SALVADOR – A presença do Exército nas ruas não alterou o quadro de violência que tomou conta da capital, em função da greve das polícias Civil e Militar, que ontem completou dez dias. Na periferia, a madrugada foi de pânico e terror, com saques, arrastões e assassinatos. Um hospital público, o Jorge Carybé, foi saqueado e fechou as portas.

Após o acordo com o Governo, os primeiros dos 1.200 policiais que começaram a voltar às ruas por volta das 13h pertencem ao Pelotão Águia, que normalmente cuida do trânsito da cidade.

Pela manhã, o comércio continuou fechado. As praias vazias numa manhã de sábado foi um sinal de que a população manteve o cuidado de permanecer em casa. Nos hotéis, a orientação dada aos hóspedes foi a de não sair.
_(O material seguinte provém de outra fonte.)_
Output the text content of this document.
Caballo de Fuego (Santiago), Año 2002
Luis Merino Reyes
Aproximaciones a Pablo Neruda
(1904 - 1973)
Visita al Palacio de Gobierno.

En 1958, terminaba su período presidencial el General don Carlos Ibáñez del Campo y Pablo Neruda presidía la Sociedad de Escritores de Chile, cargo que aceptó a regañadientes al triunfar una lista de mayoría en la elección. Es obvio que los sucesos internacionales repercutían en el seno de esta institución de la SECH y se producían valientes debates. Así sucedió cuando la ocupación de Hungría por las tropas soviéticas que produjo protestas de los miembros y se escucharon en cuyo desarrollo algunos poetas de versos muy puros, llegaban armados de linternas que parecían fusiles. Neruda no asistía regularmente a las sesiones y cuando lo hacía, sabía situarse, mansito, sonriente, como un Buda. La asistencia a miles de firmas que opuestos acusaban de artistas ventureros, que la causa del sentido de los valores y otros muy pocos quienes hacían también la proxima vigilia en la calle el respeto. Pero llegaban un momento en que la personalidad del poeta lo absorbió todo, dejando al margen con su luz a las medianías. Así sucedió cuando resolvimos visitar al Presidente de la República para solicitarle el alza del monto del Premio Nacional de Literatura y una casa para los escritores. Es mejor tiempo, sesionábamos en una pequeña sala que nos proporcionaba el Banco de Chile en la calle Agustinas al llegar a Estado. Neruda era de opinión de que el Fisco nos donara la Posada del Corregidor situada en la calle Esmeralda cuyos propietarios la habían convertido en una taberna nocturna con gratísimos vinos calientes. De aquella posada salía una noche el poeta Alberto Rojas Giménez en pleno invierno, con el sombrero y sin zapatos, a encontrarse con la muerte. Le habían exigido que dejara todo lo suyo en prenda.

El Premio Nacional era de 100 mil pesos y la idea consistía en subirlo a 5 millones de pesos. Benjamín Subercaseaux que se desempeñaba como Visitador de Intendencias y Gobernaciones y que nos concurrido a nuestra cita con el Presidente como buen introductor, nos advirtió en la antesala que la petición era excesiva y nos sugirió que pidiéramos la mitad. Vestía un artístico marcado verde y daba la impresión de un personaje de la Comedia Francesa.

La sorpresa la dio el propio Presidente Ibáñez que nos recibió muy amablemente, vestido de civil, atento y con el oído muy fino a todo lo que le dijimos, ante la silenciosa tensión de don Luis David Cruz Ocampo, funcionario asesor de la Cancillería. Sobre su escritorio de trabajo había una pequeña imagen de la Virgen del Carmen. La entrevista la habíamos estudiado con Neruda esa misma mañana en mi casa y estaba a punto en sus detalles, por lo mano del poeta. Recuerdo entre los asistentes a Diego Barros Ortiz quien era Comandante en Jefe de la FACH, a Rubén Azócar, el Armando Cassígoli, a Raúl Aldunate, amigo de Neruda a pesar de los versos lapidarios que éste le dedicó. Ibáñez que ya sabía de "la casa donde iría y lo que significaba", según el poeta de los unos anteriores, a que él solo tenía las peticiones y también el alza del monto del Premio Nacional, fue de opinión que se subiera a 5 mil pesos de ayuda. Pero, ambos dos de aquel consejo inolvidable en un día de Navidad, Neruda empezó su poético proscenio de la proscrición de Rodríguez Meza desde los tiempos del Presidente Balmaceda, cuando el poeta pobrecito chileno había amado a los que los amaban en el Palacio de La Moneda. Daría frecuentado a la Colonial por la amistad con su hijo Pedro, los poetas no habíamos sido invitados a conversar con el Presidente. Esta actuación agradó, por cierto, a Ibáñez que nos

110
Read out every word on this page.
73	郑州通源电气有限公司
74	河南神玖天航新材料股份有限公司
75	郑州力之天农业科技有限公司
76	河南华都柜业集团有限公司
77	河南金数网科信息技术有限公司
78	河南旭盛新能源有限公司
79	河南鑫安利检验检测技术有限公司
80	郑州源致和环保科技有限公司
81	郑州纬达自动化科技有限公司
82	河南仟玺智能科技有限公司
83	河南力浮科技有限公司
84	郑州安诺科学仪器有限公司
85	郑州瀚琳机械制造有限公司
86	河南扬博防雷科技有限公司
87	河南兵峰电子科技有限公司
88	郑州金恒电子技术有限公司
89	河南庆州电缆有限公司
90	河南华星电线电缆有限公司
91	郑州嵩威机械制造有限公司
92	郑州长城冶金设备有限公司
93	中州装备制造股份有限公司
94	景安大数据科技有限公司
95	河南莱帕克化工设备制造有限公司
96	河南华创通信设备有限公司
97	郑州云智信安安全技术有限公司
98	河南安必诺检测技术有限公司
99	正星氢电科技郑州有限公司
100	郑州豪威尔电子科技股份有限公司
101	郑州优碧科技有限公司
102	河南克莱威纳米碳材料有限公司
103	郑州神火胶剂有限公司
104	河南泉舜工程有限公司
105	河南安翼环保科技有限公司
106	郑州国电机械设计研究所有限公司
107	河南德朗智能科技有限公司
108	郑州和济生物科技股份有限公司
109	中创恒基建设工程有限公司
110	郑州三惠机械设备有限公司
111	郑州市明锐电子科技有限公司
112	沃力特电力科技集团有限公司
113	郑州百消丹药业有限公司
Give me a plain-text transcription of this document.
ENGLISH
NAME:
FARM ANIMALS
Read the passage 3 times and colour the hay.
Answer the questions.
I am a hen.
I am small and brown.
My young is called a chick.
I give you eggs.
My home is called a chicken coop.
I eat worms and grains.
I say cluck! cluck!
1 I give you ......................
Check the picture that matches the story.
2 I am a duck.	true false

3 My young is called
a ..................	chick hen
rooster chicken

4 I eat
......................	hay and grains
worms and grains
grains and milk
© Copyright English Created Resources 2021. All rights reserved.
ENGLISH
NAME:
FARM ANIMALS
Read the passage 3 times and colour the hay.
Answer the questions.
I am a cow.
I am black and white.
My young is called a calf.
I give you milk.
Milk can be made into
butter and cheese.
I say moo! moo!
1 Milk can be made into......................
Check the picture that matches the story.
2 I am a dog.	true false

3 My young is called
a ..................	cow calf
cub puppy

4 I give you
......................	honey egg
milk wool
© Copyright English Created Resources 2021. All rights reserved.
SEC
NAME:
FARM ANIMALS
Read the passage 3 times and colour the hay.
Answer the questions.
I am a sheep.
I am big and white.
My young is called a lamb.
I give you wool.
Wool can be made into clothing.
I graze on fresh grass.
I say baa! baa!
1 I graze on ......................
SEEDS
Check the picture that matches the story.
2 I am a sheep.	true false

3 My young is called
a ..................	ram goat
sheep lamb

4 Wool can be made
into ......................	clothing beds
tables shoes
Muitas reservas foram canceladas.

O Exército chegou às ruas na manhã de sexta-feira. Do total de dois mil homens previstos para serem enviados de São Paulo, Rio, Pernambuco, Sergipe e Paraíba, apenas cerca de 1.200 havia chegado, número quatro vezes inferior ao efetivo diário que a polícia utiliza para vigiar a capital. Foi possível apenas policiar o Centro e poucas áreas da orla.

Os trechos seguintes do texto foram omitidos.